[HN Gopher] Show HN: Goodreads Data Pipeline
       Show HN: Goodreads Data Pipeline
       Author : san089
       Score  : 150 points
       Date   : 2020-02-27 15:41 UTC (7 hours ago)
 (HTM) web link (github.com)
 (TXT) w3m dump (github.com)
       | bilater wrote:
       | Nice - You can use UNION ALL instead of UNION in your query at
       | the end if you're confident the datasets don't overlap. Query is
       | less expensive. I'm also curious what the backfilling/recovery
       | process is if something goes wrong and you have to stop your 10
       | min load jobs.
       | jonluca wrote:
       | As an aside, good reads is the slowest site I use on a regular
       | basis. It's genuinely shocking how there are 5 to 6 second page
       | load times. I'm not sure what their stack is but I'm always blown
       | away by how any continues to use this. It feels like a competitor
       | could beat them by just being faster.
         | richie5um wrote:
         | Couldn't agree more. It must have one of the worst usage-to-
         | enjoyment ratios of any site.
         | spullara wrote:
         | Probably Ruby on Rails.
         | https://stackshare.io/goodreads/goodreads
           | traverseda wrote:
           | That stackshare site won't let me view content without
           | creating an account.
           | So that's a downvote from me, please try to find a source
           | that doesn't require you register an account.
             | idkris wrote:
             | I just accessed the stackshare URL without signing in.
               | jaredmosley wrote:
               | I was able to access that link but couldn't do anything
               | else without having to sign in. I also can no longer go
               | back to that link without signing in.
             | FalconSensei wrote:
             | Downvoting someone for contributing to the conversation,
             | without providing any better source. Great
               | FalconSensei wrote:
               | Thanks for the downvote bro!
       | kgraves wrote:
       | Interesting, would like some detail on the cost of this ETL setup
       | on AWS, unfortunately I can't see anything on this from the
       | project page.
         | jmedefind wrote:
         | Since they are owned by Amazon. I would think their cost is
         | close to nothing.
           | dswalter wrote:
           | That's a bit of a misconception. From what I understand,
           | Amazon's non-AWS branches don't get deeply-discounted
           | services from AWS. There is a discount, but it's not enough
           | to turn dark skies into sunshine and rainbows.

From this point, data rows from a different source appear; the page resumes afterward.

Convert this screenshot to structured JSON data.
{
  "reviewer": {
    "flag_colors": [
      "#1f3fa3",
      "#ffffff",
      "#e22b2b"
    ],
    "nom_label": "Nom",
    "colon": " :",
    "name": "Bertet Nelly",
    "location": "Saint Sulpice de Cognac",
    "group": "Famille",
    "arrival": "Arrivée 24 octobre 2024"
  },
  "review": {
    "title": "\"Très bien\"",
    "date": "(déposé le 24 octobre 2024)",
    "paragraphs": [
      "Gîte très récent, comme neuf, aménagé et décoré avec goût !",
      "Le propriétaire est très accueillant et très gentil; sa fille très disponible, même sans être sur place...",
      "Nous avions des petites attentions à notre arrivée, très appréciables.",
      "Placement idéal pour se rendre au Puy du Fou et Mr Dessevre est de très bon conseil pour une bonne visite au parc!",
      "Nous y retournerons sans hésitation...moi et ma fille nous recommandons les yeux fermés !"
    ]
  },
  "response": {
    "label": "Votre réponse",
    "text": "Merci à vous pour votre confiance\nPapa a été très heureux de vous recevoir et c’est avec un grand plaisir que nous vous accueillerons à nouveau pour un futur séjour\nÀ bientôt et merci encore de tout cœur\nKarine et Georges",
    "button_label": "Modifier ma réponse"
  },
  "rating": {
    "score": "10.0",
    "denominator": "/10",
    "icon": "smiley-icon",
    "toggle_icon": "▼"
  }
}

           | Amazon tends to want every part of itself to be in ship-
           | shape, and giving itself a massive discount would discourage
           | efficiency in non-AWS parts of the business.
           | Disclosure: neither a current nor former Amazon employee.
             | augmachina wrote:
             | This is a misconception. Amazon wants to depict itself as
             | wanting every part to be in ship-shape, but it does not
             | operate that way and AWS is treated like any internal
             | resource like printers and staplers.
               | [deleted]
             | devcpp wrote:
             | AWS basically finances the rest of Amazon. It's 70% of its
             | revenue (that is public info). Except for retail, the rest
             | is all losses. So the discounts don't matter much, other
             | branches just try to save money (frugality is one of
             | Amazon's core values) but basically get what they need.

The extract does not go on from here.